The fix was uncommenting the filter code and fixing the key path:
async def search(self, query_vector: list[float], filters: dict = None):
qdrant_filter = None
if filters:
conditions = [
FieldCondition(key=key, match=MatchValue(value=value))
for key, value in filters.items()
]
qdrant_filter = Filter(must=conditions)
results = await self._client.search(
collection_name=self._collection,
query_vector=query_vector,
query_filter=qdrant_filter,
limit=10
)
return results
The key insight: payload. prefix was wrong. Qdrant stores metadata directly, so the key is just key, not payload.key. That bug was why I disabled filters in the first place.
Let the database do the filtering. It's faster, uses less bandwidth, and scales better.

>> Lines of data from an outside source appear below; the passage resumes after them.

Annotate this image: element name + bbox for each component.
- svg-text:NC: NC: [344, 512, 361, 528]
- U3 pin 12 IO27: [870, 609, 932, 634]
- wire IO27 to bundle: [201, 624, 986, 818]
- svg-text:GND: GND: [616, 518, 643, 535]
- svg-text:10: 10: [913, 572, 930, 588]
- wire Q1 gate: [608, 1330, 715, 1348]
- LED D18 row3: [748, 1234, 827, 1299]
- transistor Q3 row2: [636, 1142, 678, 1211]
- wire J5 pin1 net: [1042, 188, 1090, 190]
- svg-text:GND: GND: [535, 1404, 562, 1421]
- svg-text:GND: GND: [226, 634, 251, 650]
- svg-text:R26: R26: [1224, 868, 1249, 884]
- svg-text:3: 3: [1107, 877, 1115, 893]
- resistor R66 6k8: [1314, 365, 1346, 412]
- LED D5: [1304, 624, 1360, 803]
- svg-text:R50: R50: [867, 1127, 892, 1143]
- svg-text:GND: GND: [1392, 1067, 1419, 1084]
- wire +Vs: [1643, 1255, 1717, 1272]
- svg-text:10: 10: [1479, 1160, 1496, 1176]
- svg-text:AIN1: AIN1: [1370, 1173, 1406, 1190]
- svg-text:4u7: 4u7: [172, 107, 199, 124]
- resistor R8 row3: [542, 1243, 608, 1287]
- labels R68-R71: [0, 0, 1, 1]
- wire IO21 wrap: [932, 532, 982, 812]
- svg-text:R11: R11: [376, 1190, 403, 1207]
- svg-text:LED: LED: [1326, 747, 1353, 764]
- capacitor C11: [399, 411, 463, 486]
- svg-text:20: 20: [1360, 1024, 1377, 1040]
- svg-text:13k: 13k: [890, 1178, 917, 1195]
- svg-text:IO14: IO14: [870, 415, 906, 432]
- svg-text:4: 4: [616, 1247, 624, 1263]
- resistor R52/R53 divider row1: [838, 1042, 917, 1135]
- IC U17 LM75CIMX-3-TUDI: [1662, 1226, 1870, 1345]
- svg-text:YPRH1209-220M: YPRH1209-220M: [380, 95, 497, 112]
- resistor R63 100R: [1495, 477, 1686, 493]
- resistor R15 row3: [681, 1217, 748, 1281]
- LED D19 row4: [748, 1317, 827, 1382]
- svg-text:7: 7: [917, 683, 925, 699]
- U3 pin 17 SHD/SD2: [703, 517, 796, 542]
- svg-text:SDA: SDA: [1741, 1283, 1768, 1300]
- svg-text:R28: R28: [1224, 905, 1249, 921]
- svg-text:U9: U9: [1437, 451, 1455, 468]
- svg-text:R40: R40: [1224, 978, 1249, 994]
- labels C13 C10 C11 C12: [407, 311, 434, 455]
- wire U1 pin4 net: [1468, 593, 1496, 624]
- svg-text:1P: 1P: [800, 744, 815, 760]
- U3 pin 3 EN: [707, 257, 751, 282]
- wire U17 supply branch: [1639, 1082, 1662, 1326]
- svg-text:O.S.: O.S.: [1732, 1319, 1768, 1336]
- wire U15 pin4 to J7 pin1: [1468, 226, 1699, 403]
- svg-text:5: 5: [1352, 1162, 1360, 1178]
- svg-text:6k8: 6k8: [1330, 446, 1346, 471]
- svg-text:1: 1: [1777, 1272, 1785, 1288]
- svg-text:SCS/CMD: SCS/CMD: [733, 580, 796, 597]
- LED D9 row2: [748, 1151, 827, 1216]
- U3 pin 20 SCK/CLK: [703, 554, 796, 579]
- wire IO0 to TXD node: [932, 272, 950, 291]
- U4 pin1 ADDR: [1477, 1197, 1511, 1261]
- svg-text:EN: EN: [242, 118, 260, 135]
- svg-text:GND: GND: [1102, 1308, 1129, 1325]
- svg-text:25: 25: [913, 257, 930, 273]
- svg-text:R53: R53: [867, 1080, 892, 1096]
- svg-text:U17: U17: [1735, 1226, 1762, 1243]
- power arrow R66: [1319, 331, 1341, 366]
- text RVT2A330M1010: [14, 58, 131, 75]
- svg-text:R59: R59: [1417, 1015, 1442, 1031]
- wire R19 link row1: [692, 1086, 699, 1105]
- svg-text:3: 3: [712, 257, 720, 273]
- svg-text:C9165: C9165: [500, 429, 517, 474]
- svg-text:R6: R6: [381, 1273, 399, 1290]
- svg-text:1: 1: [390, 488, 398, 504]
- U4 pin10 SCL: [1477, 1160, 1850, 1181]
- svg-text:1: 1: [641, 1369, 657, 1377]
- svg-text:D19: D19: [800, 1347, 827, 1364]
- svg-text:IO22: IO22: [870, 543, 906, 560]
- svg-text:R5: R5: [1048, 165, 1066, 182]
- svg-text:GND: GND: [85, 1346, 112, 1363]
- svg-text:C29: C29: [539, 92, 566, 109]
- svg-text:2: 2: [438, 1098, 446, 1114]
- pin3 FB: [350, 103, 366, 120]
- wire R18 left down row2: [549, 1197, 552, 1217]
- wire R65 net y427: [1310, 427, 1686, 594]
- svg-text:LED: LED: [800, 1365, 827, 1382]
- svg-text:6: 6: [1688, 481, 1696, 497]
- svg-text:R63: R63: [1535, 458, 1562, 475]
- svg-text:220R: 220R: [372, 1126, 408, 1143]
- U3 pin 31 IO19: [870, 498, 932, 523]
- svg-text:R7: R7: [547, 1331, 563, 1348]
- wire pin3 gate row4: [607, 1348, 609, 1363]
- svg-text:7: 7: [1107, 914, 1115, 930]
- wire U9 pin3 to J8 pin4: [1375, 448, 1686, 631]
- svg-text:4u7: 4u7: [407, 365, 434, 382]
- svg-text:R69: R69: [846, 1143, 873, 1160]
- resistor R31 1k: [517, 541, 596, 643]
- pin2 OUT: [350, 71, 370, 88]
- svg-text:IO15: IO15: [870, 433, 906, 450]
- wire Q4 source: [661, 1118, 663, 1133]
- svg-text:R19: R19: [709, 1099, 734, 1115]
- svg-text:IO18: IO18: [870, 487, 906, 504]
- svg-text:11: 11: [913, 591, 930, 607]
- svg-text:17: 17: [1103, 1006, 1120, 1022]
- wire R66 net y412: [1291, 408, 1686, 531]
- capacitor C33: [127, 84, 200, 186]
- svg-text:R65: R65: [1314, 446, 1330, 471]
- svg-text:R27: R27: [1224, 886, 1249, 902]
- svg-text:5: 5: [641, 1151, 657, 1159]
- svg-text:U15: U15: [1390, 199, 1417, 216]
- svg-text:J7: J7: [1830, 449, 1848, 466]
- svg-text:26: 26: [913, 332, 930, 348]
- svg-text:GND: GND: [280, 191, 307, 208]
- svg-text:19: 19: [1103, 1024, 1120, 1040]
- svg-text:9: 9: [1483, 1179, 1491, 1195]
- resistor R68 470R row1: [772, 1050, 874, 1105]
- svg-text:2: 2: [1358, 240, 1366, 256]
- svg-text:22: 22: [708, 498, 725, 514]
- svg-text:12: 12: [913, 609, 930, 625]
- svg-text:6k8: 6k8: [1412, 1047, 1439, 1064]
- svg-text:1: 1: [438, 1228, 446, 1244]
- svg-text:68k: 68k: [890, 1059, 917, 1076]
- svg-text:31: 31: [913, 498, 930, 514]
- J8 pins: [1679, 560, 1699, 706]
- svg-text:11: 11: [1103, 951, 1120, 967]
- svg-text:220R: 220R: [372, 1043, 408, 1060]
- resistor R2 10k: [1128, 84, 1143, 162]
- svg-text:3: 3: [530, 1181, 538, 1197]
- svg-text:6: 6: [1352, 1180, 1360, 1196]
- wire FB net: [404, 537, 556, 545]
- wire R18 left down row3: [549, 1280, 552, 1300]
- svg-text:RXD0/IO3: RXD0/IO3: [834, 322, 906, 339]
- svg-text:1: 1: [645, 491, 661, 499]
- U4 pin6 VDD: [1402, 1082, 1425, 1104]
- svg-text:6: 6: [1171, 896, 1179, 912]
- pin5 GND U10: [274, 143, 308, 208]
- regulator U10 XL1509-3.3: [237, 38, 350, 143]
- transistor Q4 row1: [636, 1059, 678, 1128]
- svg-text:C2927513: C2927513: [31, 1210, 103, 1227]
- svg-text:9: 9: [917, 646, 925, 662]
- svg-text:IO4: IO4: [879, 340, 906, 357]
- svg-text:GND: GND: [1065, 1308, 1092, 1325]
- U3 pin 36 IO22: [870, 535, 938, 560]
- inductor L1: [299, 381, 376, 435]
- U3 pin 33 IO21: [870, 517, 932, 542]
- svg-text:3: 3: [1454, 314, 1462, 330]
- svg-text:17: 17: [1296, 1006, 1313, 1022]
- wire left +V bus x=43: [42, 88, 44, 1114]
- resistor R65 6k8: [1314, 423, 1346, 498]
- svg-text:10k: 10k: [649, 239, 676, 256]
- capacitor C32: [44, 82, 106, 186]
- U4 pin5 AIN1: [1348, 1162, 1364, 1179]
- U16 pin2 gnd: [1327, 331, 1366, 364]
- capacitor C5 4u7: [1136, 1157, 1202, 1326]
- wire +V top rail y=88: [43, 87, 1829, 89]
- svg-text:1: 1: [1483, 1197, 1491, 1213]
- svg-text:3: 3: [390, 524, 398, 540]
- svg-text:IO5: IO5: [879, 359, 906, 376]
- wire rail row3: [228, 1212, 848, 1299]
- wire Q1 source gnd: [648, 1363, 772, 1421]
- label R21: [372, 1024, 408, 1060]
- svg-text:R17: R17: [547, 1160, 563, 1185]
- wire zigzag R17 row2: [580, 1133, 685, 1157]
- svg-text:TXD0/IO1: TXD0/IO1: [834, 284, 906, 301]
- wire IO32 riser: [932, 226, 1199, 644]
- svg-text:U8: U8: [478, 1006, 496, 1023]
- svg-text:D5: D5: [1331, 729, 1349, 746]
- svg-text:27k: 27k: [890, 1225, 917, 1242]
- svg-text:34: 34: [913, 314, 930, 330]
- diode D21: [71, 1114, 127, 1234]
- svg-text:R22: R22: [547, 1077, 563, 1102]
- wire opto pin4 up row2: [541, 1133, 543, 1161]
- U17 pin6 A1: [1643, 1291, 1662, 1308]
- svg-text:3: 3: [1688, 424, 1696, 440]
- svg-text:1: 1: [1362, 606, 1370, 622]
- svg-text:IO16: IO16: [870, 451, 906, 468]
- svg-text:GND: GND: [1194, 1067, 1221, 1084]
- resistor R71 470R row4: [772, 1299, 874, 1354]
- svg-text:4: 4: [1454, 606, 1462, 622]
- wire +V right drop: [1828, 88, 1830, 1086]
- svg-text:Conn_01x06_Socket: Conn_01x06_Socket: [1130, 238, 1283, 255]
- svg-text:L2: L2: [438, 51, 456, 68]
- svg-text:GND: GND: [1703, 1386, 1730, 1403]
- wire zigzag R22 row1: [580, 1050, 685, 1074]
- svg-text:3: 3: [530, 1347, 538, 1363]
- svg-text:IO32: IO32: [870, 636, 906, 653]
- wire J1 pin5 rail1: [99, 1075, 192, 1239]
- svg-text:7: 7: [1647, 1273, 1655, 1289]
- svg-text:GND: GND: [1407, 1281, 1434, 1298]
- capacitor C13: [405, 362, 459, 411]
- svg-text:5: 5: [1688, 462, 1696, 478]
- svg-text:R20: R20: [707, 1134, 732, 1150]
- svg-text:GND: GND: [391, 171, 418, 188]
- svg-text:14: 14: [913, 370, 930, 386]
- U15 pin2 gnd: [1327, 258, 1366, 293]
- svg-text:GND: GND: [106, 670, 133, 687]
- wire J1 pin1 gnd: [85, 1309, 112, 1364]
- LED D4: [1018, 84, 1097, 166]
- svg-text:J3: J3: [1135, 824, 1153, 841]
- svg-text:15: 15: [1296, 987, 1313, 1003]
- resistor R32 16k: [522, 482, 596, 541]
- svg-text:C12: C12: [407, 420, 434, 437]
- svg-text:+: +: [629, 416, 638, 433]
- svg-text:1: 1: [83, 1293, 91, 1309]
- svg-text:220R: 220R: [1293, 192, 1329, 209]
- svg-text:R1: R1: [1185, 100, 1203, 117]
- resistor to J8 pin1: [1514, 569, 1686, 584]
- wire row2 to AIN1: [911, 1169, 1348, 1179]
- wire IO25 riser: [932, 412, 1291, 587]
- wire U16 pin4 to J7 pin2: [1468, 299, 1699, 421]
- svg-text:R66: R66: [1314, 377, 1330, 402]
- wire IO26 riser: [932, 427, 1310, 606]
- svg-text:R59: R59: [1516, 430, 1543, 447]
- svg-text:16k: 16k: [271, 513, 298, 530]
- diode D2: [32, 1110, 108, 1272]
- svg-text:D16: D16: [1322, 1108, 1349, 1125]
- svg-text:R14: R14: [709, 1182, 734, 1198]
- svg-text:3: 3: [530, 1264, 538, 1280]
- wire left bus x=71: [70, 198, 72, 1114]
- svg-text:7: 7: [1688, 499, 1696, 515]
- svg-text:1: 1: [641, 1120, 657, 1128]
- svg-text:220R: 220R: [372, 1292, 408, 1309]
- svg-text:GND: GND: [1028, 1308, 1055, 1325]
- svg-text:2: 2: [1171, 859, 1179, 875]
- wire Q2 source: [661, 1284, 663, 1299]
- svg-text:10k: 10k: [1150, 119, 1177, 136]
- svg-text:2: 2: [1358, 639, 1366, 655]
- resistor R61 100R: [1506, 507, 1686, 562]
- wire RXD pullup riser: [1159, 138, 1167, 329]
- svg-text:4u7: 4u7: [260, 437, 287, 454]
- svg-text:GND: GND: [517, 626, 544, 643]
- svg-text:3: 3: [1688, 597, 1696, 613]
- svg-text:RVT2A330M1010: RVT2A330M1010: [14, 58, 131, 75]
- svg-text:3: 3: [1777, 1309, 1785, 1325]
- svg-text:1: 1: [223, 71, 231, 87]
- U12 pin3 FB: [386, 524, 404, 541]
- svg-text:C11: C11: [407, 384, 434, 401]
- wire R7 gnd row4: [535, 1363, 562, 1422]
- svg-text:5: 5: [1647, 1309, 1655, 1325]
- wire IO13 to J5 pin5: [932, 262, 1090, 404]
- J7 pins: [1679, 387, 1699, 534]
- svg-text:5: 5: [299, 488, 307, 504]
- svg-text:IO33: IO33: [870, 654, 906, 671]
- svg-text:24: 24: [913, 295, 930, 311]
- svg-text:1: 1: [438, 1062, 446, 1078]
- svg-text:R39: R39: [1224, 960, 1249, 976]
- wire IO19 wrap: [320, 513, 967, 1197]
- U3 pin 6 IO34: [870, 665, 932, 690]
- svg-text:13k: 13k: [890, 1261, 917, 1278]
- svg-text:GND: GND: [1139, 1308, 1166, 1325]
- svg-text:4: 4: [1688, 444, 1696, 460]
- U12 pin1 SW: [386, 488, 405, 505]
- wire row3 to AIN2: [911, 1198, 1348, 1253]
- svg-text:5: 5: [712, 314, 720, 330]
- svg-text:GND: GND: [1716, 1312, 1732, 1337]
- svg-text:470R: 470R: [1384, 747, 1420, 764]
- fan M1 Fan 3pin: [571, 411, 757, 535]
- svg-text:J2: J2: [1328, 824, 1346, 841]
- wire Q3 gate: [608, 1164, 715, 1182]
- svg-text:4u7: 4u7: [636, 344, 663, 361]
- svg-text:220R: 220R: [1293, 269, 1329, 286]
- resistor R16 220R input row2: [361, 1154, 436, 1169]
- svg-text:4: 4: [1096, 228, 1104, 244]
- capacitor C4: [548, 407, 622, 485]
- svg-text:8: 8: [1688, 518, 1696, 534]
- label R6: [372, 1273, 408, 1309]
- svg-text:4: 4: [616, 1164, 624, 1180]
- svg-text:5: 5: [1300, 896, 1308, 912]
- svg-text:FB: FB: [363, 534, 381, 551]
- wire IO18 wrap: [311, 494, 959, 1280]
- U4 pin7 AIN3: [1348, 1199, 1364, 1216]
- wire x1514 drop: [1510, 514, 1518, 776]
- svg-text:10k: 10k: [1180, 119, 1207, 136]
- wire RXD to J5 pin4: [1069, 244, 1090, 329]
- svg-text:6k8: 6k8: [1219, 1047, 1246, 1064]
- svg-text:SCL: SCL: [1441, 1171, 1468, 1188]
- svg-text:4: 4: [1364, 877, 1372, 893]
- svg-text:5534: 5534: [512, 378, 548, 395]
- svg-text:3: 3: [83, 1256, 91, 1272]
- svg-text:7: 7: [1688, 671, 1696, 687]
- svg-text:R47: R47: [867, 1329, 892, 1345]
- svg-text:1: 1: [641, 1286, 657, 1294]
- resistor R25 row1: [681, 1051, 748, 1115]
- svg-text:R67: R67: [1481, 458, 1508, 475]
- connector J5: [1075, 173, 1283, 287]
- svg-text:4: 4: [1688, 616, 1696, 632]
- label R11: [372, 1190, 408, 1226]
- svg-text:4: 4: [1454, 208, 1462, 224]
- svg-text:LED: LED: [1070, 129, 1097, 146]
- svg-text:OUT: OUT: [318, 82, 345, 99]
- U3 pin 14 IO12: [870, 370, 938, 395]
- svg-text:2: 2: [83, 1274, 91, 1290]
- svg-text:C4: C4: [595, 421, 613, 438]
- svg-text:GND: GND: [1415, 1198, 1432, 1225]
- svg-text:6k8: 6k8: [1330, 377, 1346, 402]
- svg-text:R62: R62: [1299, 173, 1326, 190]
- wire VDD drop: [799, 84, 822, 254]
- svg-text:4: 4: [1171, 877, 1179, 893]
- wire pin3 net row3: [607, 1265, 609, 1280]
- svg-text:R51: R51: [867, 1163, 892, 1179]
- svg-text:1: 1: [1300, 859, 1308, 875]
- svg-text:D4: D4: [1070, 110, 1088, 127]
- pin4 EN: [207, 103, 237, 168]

When to Apply These Patterns¶
These three fixes share a theme: stop doing things sequentially when they can be parallel, and stop doing things in Python when the database can do them.
Use asyncio.gather() when you have multiple independent async operations. Embedding multiple texts, fetching from multiple APIs, reading multiple files - anything where one result doesn't depend on another.
Use asyncio.to_thread() when you're calling synchronous code from async code. Boto3, some database drivers, file operations, CPU-heavy computations - anything that would block the event loop.
Use database-level filtering when your database supports it. Qdrant, Pinecone, Postgres with pgvector - they're all faster at filtering than Python loops.
The Results¶
Before these fixes: 20-page PDF took 65 seconds to ingest.
After: Same PDF takes 6 seconds.
No model changes. No infrastructure changes. No architecture rewrites. Just better async patterns.
Check your RAG code for sequential loops in async functions, synchronous calls pretending to be async, and filters that should be in the database. The fixes are usually small, but the speedups are real.